Considerations
- What is the ideal curriculum for learners who attend your school for 1 day, 1 week, 1 month or an average of 3 months?
- What if your learners are aged between 11 and 18?
- What if your learners are disengaged from any type of formal education and have not attended a mainstream school with any regularity?
- What if your learners are identified as at-risk young offenders, young parents and/or drug users and/or victims of physical, mental and sexual abuse?
- What if your learners are considered young adults within their communities, but have a literacy and/or numeracy level equivalent to a pre-schooler?
- What if your learners have no intention of returning to a mainstream school?
Our solution
Here at the Cleveland Education and Training Centre (CETC), we address these questions as we modify and adapt a holistic curriculum for our learners who have been identified as at-risk, young offenders.
Professional relationships
Working within a multi-disciplinary environment (Health Department and Department of youth Justice) under a Memorandum of Understanding (MOU), we constantly seek guidance through ongoing relationships with professionals in their fields.
These include psychologists, psychiatrists, medical doctors, occupational therapists, speech therapists, guidance officers, transition officers, case workers and youth workers.
Commitment to principles
Our commitment to the principles of continuous improvement (audit requirements) ensures we maintain ongoing relationships with professionals from key industry areas who visit us to ensure the curriculum content we offer meets our learners’ needs. This may include either taking them through the next stage of training or employment when our learners transition back to the community.
Embedding research
We seek out and embed into our curriculum, current research from organisations specialising in understanding best practice for teaching and learning in our unique context (National Centre for Vocational Education Research (NCVER), Closing the Gap, etc.) all while striving to maintain our obligations to the intent and purpose of both federal and state strategic plans and policies.

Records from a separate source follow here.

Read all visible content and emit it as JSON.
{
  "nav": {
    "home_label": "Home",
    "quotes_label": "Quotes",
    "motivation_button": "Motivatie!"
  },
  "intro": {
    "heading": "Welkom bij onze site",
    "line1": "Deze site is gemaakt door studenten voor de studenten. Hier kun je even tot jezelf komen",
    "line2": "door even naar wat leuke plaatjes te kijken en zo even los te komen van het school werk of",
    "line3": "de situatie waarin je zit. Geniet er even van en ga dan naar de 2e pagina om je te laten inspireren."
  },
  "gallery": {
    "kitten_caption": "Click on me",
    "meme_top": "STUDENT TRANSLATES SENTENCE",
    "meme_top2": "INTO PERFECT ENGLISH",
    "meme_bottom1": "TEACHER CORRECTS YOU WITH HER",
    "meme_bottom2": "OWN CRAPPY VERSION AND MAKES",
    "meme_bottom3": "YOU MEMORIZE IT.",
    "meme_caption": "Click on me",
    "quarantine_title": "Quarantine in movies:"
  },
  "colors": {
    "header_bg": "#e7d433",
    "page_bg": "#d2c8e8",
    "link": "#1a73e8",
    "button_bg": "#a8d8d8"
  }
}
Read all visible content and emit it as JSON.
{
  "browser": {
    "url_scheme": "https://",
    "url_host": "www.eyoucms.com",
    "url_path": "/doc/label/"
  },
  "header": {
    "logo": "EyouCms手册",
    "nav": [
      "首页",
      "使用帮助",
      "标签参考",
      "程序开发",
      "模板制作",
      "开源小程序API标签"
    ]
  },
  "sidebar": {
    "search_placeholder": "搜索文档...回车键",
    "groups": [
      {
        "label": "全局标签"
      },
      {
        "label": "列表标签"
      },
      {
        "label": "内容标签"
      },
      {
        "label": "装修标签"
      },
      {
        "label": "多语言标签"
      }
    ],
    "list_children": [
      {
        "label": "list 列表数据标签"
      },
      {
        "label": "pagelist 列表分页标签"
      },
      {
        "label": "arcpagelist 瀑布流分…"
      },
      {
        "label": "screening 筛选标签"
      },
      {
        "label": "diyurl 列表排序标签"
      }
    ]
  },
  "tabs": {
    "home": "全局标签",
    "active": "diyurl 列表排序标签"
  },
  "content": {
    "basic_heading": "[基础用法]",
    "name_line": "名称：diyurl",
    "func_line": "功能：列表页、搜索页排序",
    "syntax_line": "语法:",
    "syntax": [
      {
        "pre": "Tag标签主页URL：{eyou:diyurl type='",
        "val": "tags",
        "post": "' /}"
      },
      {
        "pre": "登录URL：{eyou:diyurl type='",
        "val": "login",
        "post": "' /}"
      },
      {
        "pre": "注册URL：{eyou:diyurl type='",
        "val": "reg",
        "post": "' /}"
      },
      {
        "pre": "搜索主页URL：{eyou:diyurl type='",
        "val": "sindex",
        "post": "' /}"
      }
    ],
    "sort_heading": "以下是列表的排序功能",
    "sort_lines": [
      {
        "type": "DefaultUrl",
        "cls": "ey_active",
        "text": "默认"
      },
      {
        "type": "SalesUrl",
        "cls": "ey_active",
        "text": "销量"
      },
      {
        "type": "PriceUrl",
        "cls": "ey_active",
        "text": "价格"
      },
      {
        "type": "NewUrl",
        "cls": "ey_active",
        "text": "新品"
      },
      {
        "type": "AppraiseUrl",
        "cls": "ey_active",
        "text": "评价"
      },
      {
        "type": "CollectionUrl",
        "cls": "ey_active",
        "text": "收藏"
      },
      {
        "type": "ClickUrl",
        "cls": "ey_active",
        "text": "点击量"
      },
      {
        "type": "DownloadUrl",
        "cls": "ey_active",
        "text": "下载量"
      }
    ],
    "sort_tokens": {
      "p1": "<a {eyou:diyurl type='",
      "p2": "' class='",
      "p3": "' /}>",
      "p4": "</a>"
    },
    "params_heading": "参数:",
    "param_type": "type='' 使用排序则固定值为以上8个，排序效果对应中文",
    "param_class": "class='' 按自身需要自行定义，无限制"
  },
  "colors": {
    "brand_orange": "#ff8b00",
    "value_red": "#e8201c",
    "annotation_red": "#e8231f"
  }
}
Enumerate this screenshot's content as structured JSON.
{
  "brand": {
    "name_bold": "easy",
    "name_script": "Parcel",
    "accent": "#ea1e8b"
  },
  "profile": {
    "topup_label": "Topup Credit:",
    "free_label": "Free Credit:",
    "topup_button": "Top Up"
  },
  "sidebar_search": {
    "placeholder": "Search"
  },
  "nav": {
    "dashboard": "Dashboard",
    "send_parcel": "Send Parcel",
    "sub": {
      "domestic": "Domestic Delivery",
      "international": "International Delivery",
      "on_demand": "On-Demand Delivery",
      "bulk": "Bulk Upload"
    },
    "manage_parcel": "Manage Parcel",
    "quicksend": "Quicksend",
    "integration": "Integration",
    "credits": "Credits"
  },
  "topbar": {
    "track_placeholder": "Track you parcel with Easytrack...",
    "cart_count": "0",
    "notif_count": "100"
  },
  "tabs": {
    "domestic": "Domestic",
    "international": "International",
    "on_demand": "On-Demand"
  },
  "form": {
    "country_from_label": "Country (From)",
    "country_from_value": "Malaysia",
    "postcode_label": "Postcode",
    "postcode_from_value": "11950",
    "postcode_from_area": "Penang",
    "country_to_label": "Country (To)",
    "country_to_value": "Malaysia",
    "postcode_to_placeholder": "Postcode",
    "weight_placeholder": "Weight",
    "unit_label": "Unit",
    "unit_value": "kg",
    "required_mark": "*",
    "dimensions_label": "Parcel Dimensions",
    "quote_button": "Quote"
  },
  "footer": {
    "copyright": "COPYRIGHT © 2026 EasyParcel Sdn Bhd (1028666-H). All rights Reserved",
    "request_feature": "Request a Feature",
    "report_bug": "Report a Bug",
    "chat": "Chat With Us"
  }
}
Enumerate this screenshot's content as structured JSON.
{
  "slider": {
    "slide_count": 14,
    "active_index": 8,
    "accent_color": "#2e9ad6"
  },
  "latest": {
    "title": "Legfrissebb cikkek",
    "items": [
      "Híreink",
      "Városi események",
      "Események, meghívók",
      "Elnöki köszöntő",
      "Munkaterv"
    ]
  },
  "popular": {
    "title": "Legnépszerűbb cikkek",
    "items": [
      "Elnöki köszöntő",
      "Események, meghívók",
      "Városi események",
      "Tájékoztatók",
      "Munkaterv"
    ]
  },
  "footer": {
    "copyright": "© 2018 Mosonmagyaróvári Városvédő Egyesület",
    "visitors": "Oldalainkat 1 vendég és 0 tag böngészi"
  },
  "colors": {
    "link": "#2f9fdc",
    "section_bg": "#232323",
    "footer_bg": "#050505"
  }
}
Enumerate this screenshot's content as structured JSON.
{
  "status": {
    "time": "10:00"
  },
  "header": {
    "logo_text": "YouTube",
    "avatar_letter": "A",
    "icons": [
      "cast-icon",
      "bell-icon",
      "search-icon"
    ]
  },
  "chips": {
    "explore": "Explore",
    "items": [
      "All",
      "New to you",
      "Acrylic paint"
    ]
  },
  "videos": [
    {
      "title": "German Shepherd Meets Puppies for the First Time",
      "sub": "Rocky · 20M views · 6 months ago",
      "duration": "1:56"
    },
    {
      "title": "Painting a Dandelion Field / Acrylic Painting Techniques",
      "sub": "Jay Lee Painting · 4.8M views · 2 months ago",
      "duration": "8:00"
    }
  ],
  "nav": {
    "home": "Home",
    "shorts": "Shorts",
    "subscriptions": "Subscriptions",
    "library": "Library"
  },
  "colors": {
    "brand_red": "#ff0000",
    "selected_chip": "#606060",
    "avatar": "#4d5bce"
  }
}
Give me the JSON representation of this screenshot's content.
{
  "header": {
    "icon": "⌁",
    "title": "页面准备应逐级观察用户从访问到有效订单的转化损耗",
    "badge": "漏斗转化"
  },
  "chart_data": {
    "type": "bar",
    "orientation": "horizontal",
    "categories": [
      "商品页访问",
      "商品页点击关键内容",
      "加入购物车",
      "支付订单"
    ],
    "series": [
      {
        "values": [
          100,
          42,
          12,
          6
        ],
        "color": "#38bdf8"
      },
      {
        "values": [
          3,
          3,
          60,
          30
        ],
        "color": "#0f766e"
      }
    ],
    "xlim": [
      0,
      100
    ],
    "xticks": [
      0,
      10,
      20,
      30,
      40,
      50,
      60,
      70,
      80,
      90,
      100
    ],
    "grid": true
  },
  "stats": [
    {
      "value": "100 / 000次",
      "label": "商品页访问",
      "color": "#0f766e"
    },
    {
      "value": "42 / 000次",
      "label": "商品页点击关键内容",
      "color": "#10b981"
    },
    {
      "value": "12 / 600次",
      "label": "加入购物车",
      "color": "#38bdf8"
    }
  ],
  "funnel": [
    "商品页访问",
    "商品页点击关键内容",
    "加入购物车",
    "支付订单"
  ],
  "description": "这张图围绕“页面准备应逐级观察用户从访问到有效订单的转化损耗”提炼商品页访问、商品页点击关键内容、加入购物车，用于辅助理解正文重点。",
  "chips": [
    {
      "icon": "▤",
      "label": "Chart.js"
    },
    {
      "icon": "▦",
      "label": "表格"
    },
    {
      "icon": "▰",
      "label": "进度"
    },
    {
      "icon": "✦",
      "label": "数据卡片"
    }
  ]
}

Delivery and assessment strategies
Influenced by best practice, here at CETC (as a Registered Training Organisation (RTO)), we have developed delivery and assessment strategies in a competency-based curriculum, focused on the individual learner using self-paced, hands-on learning and incorporating employability skills, life skills and personal development.
This approach also allows us to map competencies across several certificate areas and to cluster competencies to maximise the opportunities for our learners to experience success in the limited time they are with us.